Heath and Price would reunite two more times for AIP, first in 1969's The Oblong Box, and then 1970's Cry Of The Banshee. (In an interview in 2010, Heath expressed her adoration for Price, noting that “I played his mistress, his daughter, and his wife. And he said to me, ‘If you ever get to play my mother, I’ll marry you.’”) 1970 also marked her final film role, in Robert Fuerst’s adaptation of Wuthering Heights. Although she’d continue to work in television and on the stage for a few more years, Heath soon transitioned into her new career: Film production. Teamed up with new husband Duncan Heath, she formed her own production company, and would spend the rest of her career behind the camera.
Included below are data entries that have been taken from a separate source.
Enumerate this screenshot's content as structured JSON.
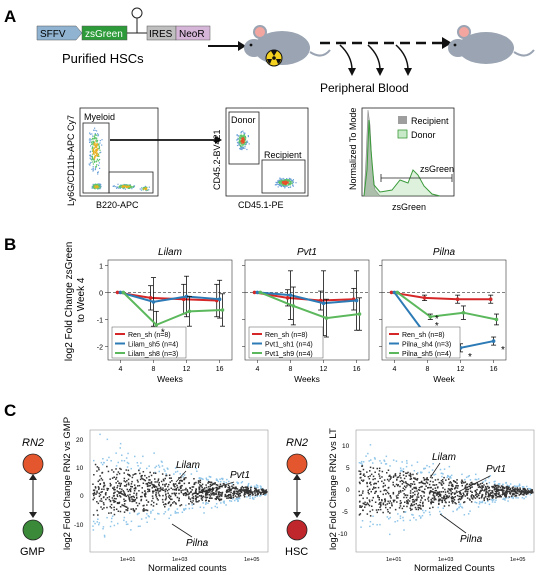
{
  "panel_a": {
    "letter": "A",
    "construct": [
      "SFFV",
      "zsGreen",
      "IRES",
      "NeoR"
    ],
    "purified_label": "Purified HSCs",
    "pb_label": "Peripheral Blood",
    "flow1": {
      "ylabel": "Ly6G/CD11b-APC Cy7",
      "xlabel": "B220-APC",
      "gate": "Myeloid"
    },
    "flow2": {
      "ylabel": "CD45.2-BV421",
      "xlabel": "CD45.1-PE",
      "gate1": "Donor",
      "gate2": "Recipient"
    },
    "flow3": {
      "ylabel": "Normalized To Mode",
      "xlabel": "zsGreen",
      "legend": [
        "Recipient",
        "Donor"
      ],
      "gate": "zsGreen"
    },
    "colors": {
      "sffv": "#8fb3d1",
      "zsgreen": "#2e9b3a",
      "ires": "#bfbfbf",
      "neor": "#d6b6d8"
    }
  },
  "panel_b": {
    "letter": "B",
    "ylabel": "log2 Fold Change zsGreen\nto Week 4",
    "chart_data": [
      {
        "type": "line",
        "title": "Lilam",
        "xlabel": "Weeks",
        "x": [
          4,
          8,
          12,
          16
        ],
        "ylim": [
          -2.5,
          1.2
        ],
        "xticks": [
          "4",
          "8",
          "12",
          "16"
        ],
        "yticks": [
          "1",
          "0",
          "-1",
          "-2"
        ],
        "series": [
          {
            "name": "Ren_sh (n=8)",
            "color": "#d62728",
            "values": [
              0,
              -0.2,
              -0.25,
              -0.3
            ],
            "err": [
              0,
              0.45,
              0.55,
              0.6
            ]
          },
          {
            "name": "Lilam_sh5 (n=4)",
            "color": "#2c7bb6",
            "values": [
              0,
              -0.35,
              -0.15,
              -0.25
            ],
            "err": [
              0,
              0.9,
              0.75,
              0.7
            ]
          },
          {
            "name": "Lilam_sh8 (n=3)",
            "color": "#5cb85c",
            "values": [
              0,
              -1.2,
              -0.7,
              -0.65
            ],
            "err": [
              0,
              0.5,
              0.55,
              0.6
            ]
          }
        ],
        "annotations": [
          "*"
        ]
      },
      {
        "type": "line",
        "title": "Pvt1",
        "xlabel": "Weeks",
        "x": [
          4,
          8,
          12,
          16
        ],
        "ylim": [
          -2.5,
          1.2
        ],
        "xticks": [
          "4",
          "8",
          "12",
          "16"
        ],
        "yticks": [
          "1",
          "0",
          "-1",
          "-2"
        ],
        "series": [
          {
            "name": "Ren_sh (n=8)",
            "color": "#d62728",
            "values": [
              0,
              -0.2,
              -0.3,
              -0.25
            ],
            "err": [
              0,
              0.3,
              0.35,
              0.4
            ]
          },
          {
            "name": "Pvt1_sh1 (n=4)",
            "color": "#2c7bb6",
            "values": [
              0,
              -0.1,
              -0.4,
              -0.3
            ],
            "err": [
              0,
              0.9,
              1.2,
              1.1
            ]
          },
          {
            "name": "Pvt1_sh9 (n=4)",
            "color": "#5cb85c",
            "values": [
              0,
              -0.5,
              -0.95,
              -0.8
            ],
            "err": [
              0,
              0.7,
              0.7,
              0.6
            ]
          }
        ],
        "annotations": []
      },
      {
        "type": "line",
        "title": "Pilna",
        "xlabel": "Week",
        "x": [
          4,
          8,
          12,
          16
        ],
        "ylim": [
          -2.5,
          1.2
        ],
        "xticks": [
          "4",
          "8",
          "12",
          "16"
        ],
        "yticks": [
          "1",
          "0",
          "-1",
          "-2"
        ],
        "series": [
          {
            "name": "Ren_sh (n=8)",
            "color": "#d62728",
            "values": [
              0,
              -0.2,
              -0.25,
              -0.25
            ],
            "err": [
              0,
              0.1,
              0.15,
              0.15
            ]
          },
          {
            "name": "Pilna_sh4 (n=3)",
            "color": "#2c7bb6",
            "values": [
              0,
              -1.65,
              -2.05,
              -1.8
            ],
            "err": [
              0,
              0.15,
              0.15,
              0.15
            ]
          },
          {
            "name": "Pilna_sh5 (n=4)",
            "color": "#5cb85c",
            "values": [
              0,
              -0.9,
              -0.75,
              -1.0
            ],
            "err": [
              0,
              0.1,
              0.25,
              0.2
            ]
          }
        ],
        "annotations": [
          "*",
          "*",
          "*",
          "*"
        ]
      }
    ]
  },
  "panel_c": {
    "letter": "C",
    "left": {
      "node_top": "RN2",
      "node_bottom": "GMP",
      "node_top_color": "#e4572e",
      "node_bottom_color": "#3a8a3a",
      "ylabel": "log2 Fold Change RN2 vs GMP",
      "xlabel": "Normalized counts",
      "xticks": [
        "1e+01",
        "1e+03",
        "1e+05"
      ],
      "yticks": [
        "20",
        "10",
        "0",
        "-10"
      ],
      "labels": [
        "Lilam",
        "Pvt1",
        "Pilna"
      ]
    },
    "right": {
      "node_top": "RN2",
      "node_bottom": "HSC",
      "node_top_color": "#e4572e",
      "node_bottom_color": "#c0272d",
      "ylabel": "log2 Fold Change RN2 vs LT",
      "xlabel": "Normalized Counts",
      "xticks": [
        "1e+01",
        "1e+03",
        "1e+05"
      ],
      "yticks": [
        "10",
        "5",
        "0",
        "-5",
        "-10"
      ],
      "labels": [
        "Lilam",
        "Pvt1",
        "Pilna"
      ]
    },
    "colors": {
      "sig": "#8ec5e8",
      "nonsig": "#333333"
    }
  }
}
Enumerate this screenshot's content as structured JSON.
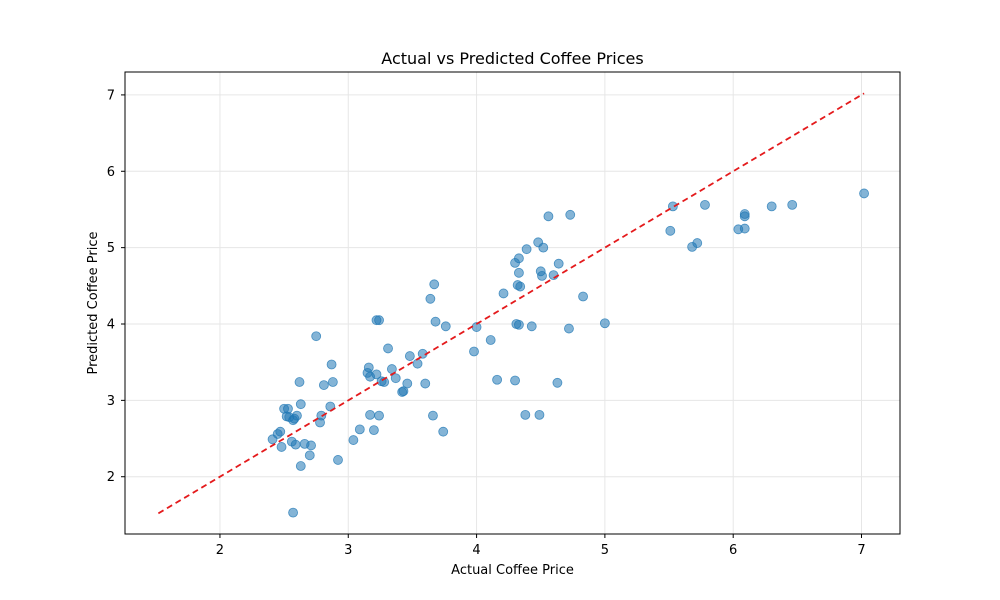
{
  "chart_data": {
    "type": "scatter",
    "title": "Actual vs Predicted Coffee Prices",
    "xlabel": "Actual Coffee Price",
    "ylabel": "Predicted Coffee Price",
    "xlim": [
      1.26,
      7.3
    ],
    "ylim": [
      1.25,
      7.3
    ],
    "xticks": [
      2,
      3,
      4,
      5,
      6,
      7
    ],
    "yticks": [
      2,
      3,
      4,
      5,
      6,
      7
    ],
    "grid": true,
    "colors": {
      "points": "#1f77b4",
      "reference_line": "#e41a1c"
    },
    "reference_line": {
      "style": "dashed",
      "from": [
        1.52,
        1.52
      ],
      "to": [
        7.02,
        7.02
      ]
    },
    "points": [
      [
        2.41,
        2.49
      ],
      [
        2.45,
        2.56
      ],
      [
        2.47,
        2.59
      ],
      [
        2.48,
        2.39
      ],
      [
        2.5,
        2.89
      ],
      [
        2.52,
        2.79
      ],
      [
        2.53,
        2.89
      ],
      [
        2.54,
        2.78
      ],
      [
        2.56,
        2.46
      ],
      [
        2.57,
        2.74
      ],
      [
        2.58,
        2.76
      ],
      [
        2.59,
        2.42
      ],
      [
        2.6,
        2.8
      ],
      [
        2.62,
        3.24
      ],
      [
        2.63,
        2.14
      ],
      [
        2.63,
        2.95
      ],
      [
        2.66,
        2.43
      ],
      [
        2.7,
        2.28
      ],
      [
        2.71,
        2.41
      ],
      [
        2.75,
        3.84
      ],
      [
        2.78,
        2.71
      ],
      [
        2.79,
        2.8
      ],
      [
        2.81,
        3.2
      ],
      [
        2.86,
        2.92
      ],
      [
        2.87,
        3.47
      ],
      [
        2.88,
        3.24
      ],
      [
        2.92,
        2.22
      ],
      [
        3.04,
        2.48
      ],
      [
        3.09,
        2.62
      ],
      [
        3.15,
        3.36
      ],
      [
        3.16,
        3.43
      ],
      [
        3.17,
        2.81
      ],
      [
        3.17,
        3.31
      ],
      [
        3.2,
        2.61
      ],
      [
        3.22,
        3.34
      ],
      [
        3.22,
        4.05
      ],
      [
        3.24,
        4.05
      ],
      [
        3.24,
        2.8
      ],
      [
        3.26,
        3.25
      ],
      [
        3.28,
        3.24
      ],
      [
        3.31,
        3.68
      ],
      [
        3.34,
        3.41
      ],
      [
        3.37,
        3.29
      ],
      [
        3.42,
        3.11
      ],
      [
        3.43,
        3.12
      ],
      [
        3.46,
        3.22
      ],
      [
        3.48,
        3.58
      ],
      [
        3.54,
        3.48
      ],
      [
        3.58,
        3.61
      ],
      [
        3.6,
        3.22
      ],
      [
        3.64,
        4.33
      ],
      [
        3.66,
        2.8
      ],
      [
        3.67,
        4.52
      ],
      [
        3.68,
        4.03
      ],
      [
        3.74,
        2.59
      ],
      [
        3.76,
        3.97
      ],
      [
        3.98,
        3.64
      ],
      [
        4.0,
        3.96
      ],
      [
        4.11,
        3.79
      ],
      [
        4.16,
        3.27
      ],
      [
        4.21,
        4.4
      ],
      [
        4.3,
        4.8
      ],
      [
        4.3,
        3.26
      ],
      [
        4.31,
        4.0
      ],
      [
        4.32,
        4.51
      ],
      [
        4.33,
        4.86
      ],
      [
        4.34,
        4.49
      ],
      [
        4.38,
        2.81
      ],
      [
        4.39,
        4.98
      ],
      [
        4.43,
        3.97
      ],
      [
        4.48,
        5.07
      ],
      [
        4.49,
        2.81
      ],
      [
        4.5,
        4.69
      ],
      [
        4.51,
        4.63
      ],
      [
        4.52,
        5.0
      ],
      [
        4.56,
        5.41
      ],
      [
        4.6,
        4.64
      ],
      [
        4.63,
        3.23
      ],
      [
        4.64,
        4.79
      ],
      [
        4.72,
        3.94
      ],
      [
        4.73,
        5.43
      ],
      [
        4.83,
        4.36
      ],
      [
        5.0,
        4.01
      ],
      [
        5.51,
        5.22
      ],
      [
        5.53,
        5.54
      ],
      [
        5.68,
        5.01
      ],
      [
        5.72,
        5.06
      ],
      [
        5.78,
        5.56
      ],
      [
        6.04,
        5.24
      ],
      [
        6.09,
        5.44
      ],
      [
        6.09,
        5.25
      ],
      [
        6.09,
        5.41
      ],
      [
        6.3,
        5.54
      ],
      [
        6.46,
        5.56
      ],
      [
        7.02,
        5.71
      ],
      [
        2.57,
        1.53
      ],
      [
        4.33,
        4.67
      ],
      [
        4.33,
        3.99
      ]
    ]
  }
}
Films bearing her signature include Hugh Grant and Alan Rickman’s An Awfully Big Adventure, as well as Gary Oldman’s Nil By Mouth. (She also produced the TV movie adaptation of The Worst Witch, for anyone who’s ever enjoyed Tim Curry’s delightfully ridiculous musical number from said movie.) She continued to produce into the mid-2010s, with her last work being on BBC One’s adaptation of Daphne du Maurier’s Jamaica Inn.